Le célèbre épisode placé au verso apporte confirmation de ce mode de composition parfois étrange dans son archaïsme et dans la résurgence d’événements parfois fort éloignés. La bataille d’Ivry, qui occupe le revers de notre dessin, serait ainsi à comparer avec une suite de deux gravures de François Hogenberg consacrée au sujet (Pau, musée national du Château, inv. P. 64.19.5) : L’Ordonnance de la bataille d’Ivry (fig. 28 b) et La Retraite du duc du Maine de la ville de Dreux (fig. 28 c), au moins à l’étape de la documentation du travail. Les analogies qui concernent la rivière, les villages sont saisissantes. Du point de vue de l’animation de la scène, le dessin de Gontier se situe à égale distance des deux gravures : entre les toutes premières escarmouches et l’accomplissement de la victoire, on assiste au point précis d’un renversement dont le caractère historique est déjà bien connu ; un habile compromis entre le plan de bataille et la narration de l’action héroïque mettant en lumière « le Roy », s’élançant sur son cheval. Quant au vitrail correspondant, ses dimensions, modestes, sont fort proches de celles du dessin (52 x 52 cm avec le plomb) ; il est de plus légendé des mêmes inscriptions (à quelques légères nuances près) signalant la position de chacun des corps de troupe.
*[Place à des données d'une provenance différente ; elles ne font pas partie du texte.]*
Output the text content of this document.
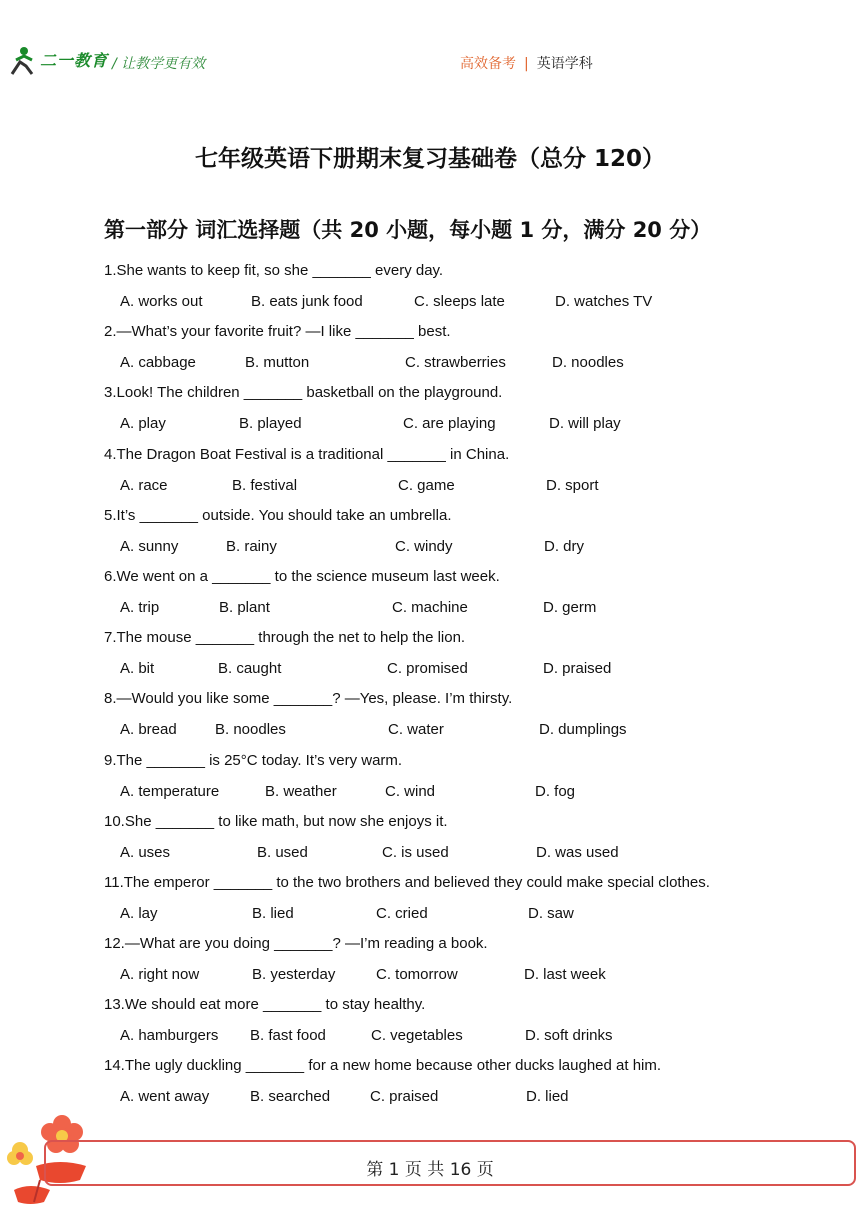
二一教育 / 让教学更有效	高效备考 | 英语学科
七年级英语下册期末复习基础卷（总分 120）
第一部分 词汇选择题（共 20 小题，每小题 1 分，满分 20 分）
1.She wants to keep fit, so she _______ every day.
A. works out	B. eats junk food	C. sleeps late	D. watches TV
2.—What’s your favorite fruit? —I like _______ best.
A. cabbage	B. mutton	C. strawberries	D. noodles
3.Look! The children _______ basketball on the playground.
A. play	B. played	C. are playing	D. will play
4.The Dragon Boat Festival is a traditional _______ in China.
A. race	B. festival	C. game	D. sport
5.It’s _______ outside. You should take an umbrella.
A. sunny	B. rainy	C. windy	D. dry
6.We went on a _______ to the science museum last week.
A. trip	B. plant	C. machine	D. germ
7.The mouse _______ through the net to help the lion.
A. bit	B. caught	C. promised	D. praised
8.—Would you like some _______? —Yes, please. I’m thirsty.
A. bread	B. noodles	C. water	D. dumplings
9.The _______ is 25°C today. It’s very warm.
A. temperature	B. weather	C. wind	D. fog
10.She _______ to like math, but now she enjoys it.
A. uses	B. used	C. is used	D. was used
11.The emperor _______ to the two brothers and believed they could make special clothes.
A. lay	B. lied	C. cried	D. saw
12.—What are you doing _______? —I’m reading a book.
A. right now	B. yesterday	C. tomorrow	D. last week
13.We should eat more _______ to stay healthy.
A. hamburgers B. fast food	C. vegetables	D. soft drinks
14.The ugly duckling _______ for a new home because other ducks laughed at him.
A. went away	B. searched	C. praised	D. lied
第 1 页 共 16 页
Le dessin est à grandeur d’exécution, il est complet, à la différence du vitrail, affecté de nombreuses lacunes, et les inscriptions ne laissent d’incertitude sur aucun des motifs, aucun des groupes représentés. Le village d’Ivry apparaît en haut à gauche, la ville de Dreux à droite ; au premier plan et à gauche, le paysage décrit église, maisons, villages, rivière. Les groupes ont tendance à s’éparpiller sur le pourtour et sur la colline du fond (hommes de Mr de Gyvry, de Mr le Baron de Biron, Suisses, lanciers et cavaliers), la disposition en ordre de bataille fait apparaître le système militaire en usage. Aux retouches portées aux légendes, aux différences de caractères (minuscules dans le dessin, majuscules dans le vitrail), on comprend qu’il s’agit d’une étude inconnue en 1888 d’Albert Babeau, ce qui justifie l’emploi de la même feuille pour les deux scènes et le tour elliptique de certains passages.
Notes
Auteurs : P. Mironneau, Cl. Menges
© Réunion des musées nationaux – 2007
FIG. 28 a
Philippe Danfrie le jeune (vers 1572 – 1604)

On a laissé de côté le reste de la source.